Education au Cameroun : la violence scolaire en présentiel
Elle est désormais un phénomène quotidien. Les élèves, enseignants et autres encadreurs sont mêlés à ce désastre imprévisible qui refait surface et gagne du terrain au Cameroun.
La violence scolaire frappe à nouveau aux portes des lycées et collèges du Cameroun. Au point d’inquiéter les élèves et enseignants des établissements qui en sont pour l’instant épargnés. Bachir est élève au Lycée de la Cité verte. Il justifie ce fléau par la formation des clans. «Ici au Lycée, il y a des clans. Les élèves se retrouvent par affinité, ou tout autre lien. On ne se lie pas à l’un de façon naturelle. Mais aussi, les enseignants abusent de leur autorité. Ils ne se comportent pas toujours bien, contrairement à ce qu’on croit. Et leur attitude finit par pousser l’élève à bout». Son camarade Ulrich est sur la même longueur d’onde et trouve que «le sentiment de supériorité est présent dans cet environnement. Certains méprisent et rabaissent leurs camarades. Ce qui crée des conflits, des disputes et des bagarres».
Les causes
On ne saurait parler de recrudescence, car la violence scolaire n’est pas un phénomène nouveau dans le pays. Il y a deux ans, la société a été témoin de l’assassinat d’un professeur à Nkolbisson et tout récemment, un proviseur de la place s’est fait poignarder suite à une altercation avec un élève. En 2011-2012, un enseignant avait été décapité à Bangangté par un élève. C’est un problème de société qui se manifeste simplement aussi dans les établissements scolaires.
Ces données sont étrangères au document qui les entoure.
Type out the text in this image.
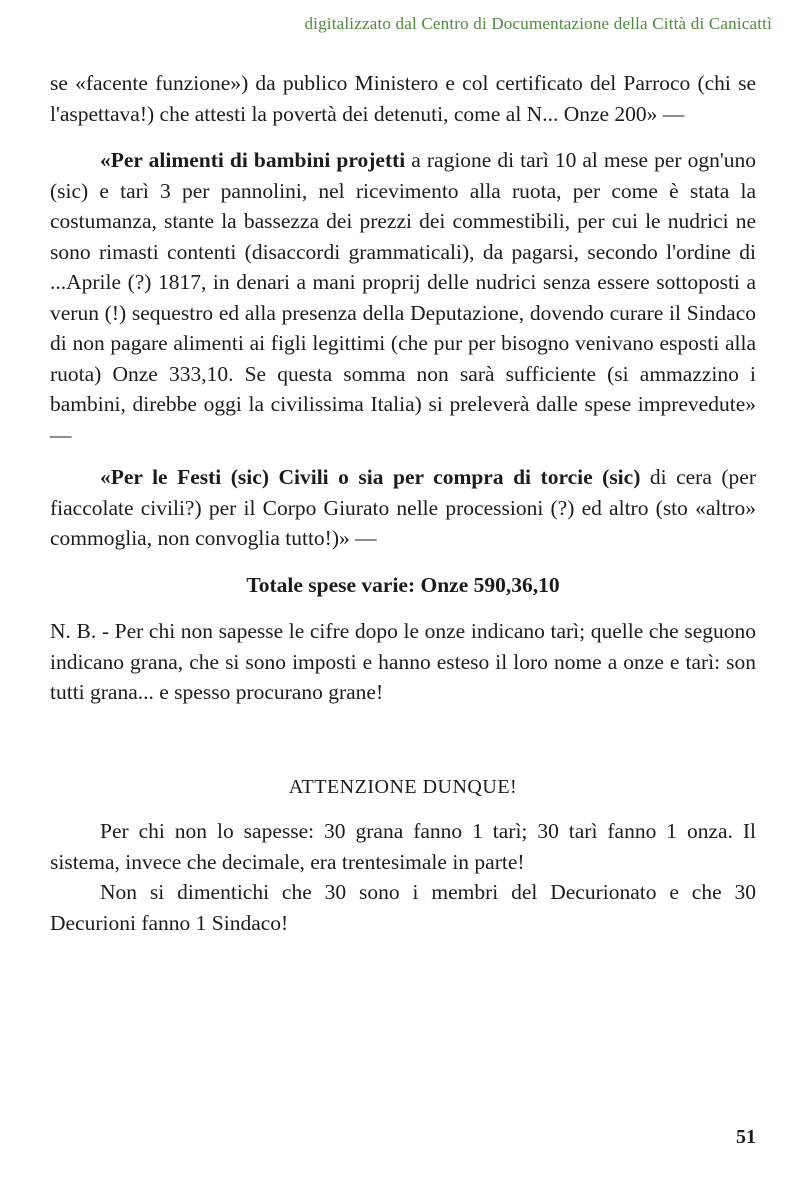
digitalizzato dal Centro di Documentazione della Città di Canicattì

se «facente funzione») da publico Ministero e col certificato del Parroco (chi se l'aspettava!) che attesti la povertà dei detenuti, come al N... Onze 200» —

«Per alimenti di bambini projetti a ragione di tarì 10 al mese per ogn'uno (sic) e tarì 3 per pannolini, nel ricevimento alla ruota, per come è stata la costumanza, stante la bassezza dei prezzi dei commestibili, per cui le nudrici ne sono rimasti contenti (disaccordi grammaticali), da pagarsi, secondo l'ordine di ...Aprile (?) 1817, in denari a mani proprij delle nudrici senza essere sottoposti a verun (!) sequestro ed alla presenza della Deputazione, dovendo curare il Sindaco di non pagare alimenti ai figli legittimi (che pur per bisogno venivano esposti alla ruota) Onze 333,10. Se questa somma non sarà sufficiente (si ammazzino i bambini, direbbe oggi la civilissima Italia) si preleverà dalle spese imprevedute» —

«Per le Festi (sic) Civili o sia per compra di torcie (sic) di cera (per fiaccolate civili?) per il Corpo Giurato nelle processioni (?) ed altro (sto «altro» commoglia, non convoglia tutto!)» —

Totale spese varie: Onze 590,36,10

N. B. - Per chi non sapesse le cifre dopo le onze indicano tarì; quelle che seguono indicano grana, che si sono imposti e hanno esteso il loro nome a onze e tarì: son tutti grana... e spesso procurano grane!

ATTENZIONE DUNQUE!

Per chi non lo sapesse: 30 grana fanno 1 tarì; 30 tarì fanno 1 onza. Il sistema, invece che decimale, era trentesimale in parte!

Non si dimentichi che 30 sono i membri del Decurionato e che 30 Decurioni fanno 1 Sindaco!

51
Pendant que certains vouent un profond respect à leurs encadreurs, d’autres font le contraire. Mais ce n’est pas la seule raison. Eric affirme en effet que «lorsque vous voyez une bagarre ou une dispute, il y a deux raisons. Soit il s’agit d’argent, soit d’une copine. C’est connu ici». Il en parle car il a déjà manifesté un acte de violence envers son camarade. «Il me devait de l’argent. Je le lui ai réclamé en vain. Je n’en pouvais plus de son indifférence et ça a déclenché les disputes. Malgré cela, jusqu’à ce jour, je n’ai pas reçu mon argent». Comme quoi, la violence ne résout pas les problèmes.
Ibrahim Bakari Ateba, censeur dans le même lycée a identifié deux types de causes: «comme cause exogène, au niveau de la famille, il y a des éléments qui concourent à engendrer les violences en milieu scolaire. Pour les causes endogènes. Il arrive que ceux qui sont appelés à appliquer le règlement exagèrent. Beaucoup d’encadreurs ignorent les textes qui régissent le métier. Nombreux appliquent peu ou jamais le règlement intérieur. Il y a beaucoup de confusions dans la prise de décision. Par exemple, une faute disciplinaire ne doit pas conduire à une sanction pédagogique. Il y en a d’autres».
Esquisses de solutions
Les jeunes proposent des solutions pour éviter des altercations. Bachir pour sa part opte pour «la communication avec les camarades qui affichent des comportements déplacés. Si ça me dépasse, je vais au service de l’assistance sociale où il sera tenu et encadré». Ulrich encourage la soumission et le respect.
Certains établissements scolaires mettent en plan des stratégies pour limiter les effets de la violence. Le censeur annonce leur procédure: «au lycée de la Cité verte, nous avons d’abord le règlement intérieur lu à la rentrée dans chaque classe et par la suite inscrit dans le carnet de note et de correspondance de l’élève. À travers ce dernier, nous communiquons avec les parents. Ensuite, nous faisons un casting strict de recrutement des élèves et des enseignants par une enquête de moralité et une étude des dossiers. En outre, lors des sessions de coordination, la hiérarchie ne cesse de sensibiliser les surveillants généraux, de secteur, les censeurs et les enseignants afin de limiter les cas de violence dans cet environnement. Toutes les mesures ont été prises. En fonction de la gravité de la situation, on procède par une convocation des parents ou une sanction directe». De plus, «il y a une amitié qui s’est liée entre enseignants et élèves. Ce qui fait que lorsqu’un élève affiche un comportement déplacé, ce sont ses camarades qui le lui reprochent».
En guise de conseils pour éradiquer cette gangrène en milieu scolaire, Ibrahim Bakari Ateba se positionne comme «parent, il faut le dialogue. Il faut beaucoup de prière. Aussi, les pouvoirs publics n’aident pas beaucoup l’école dans la mesure où le système mis en place dresse l’élève contre les parents et les enseignants par le biais de la promotion collective. En tant que responsable d’établissement, il faut revoir le traitement des enseignants et le mode de recrutement des élèves. Enfin, j’interpelle les parents pour inculquer la discipline à leurs progénitures dès la maison».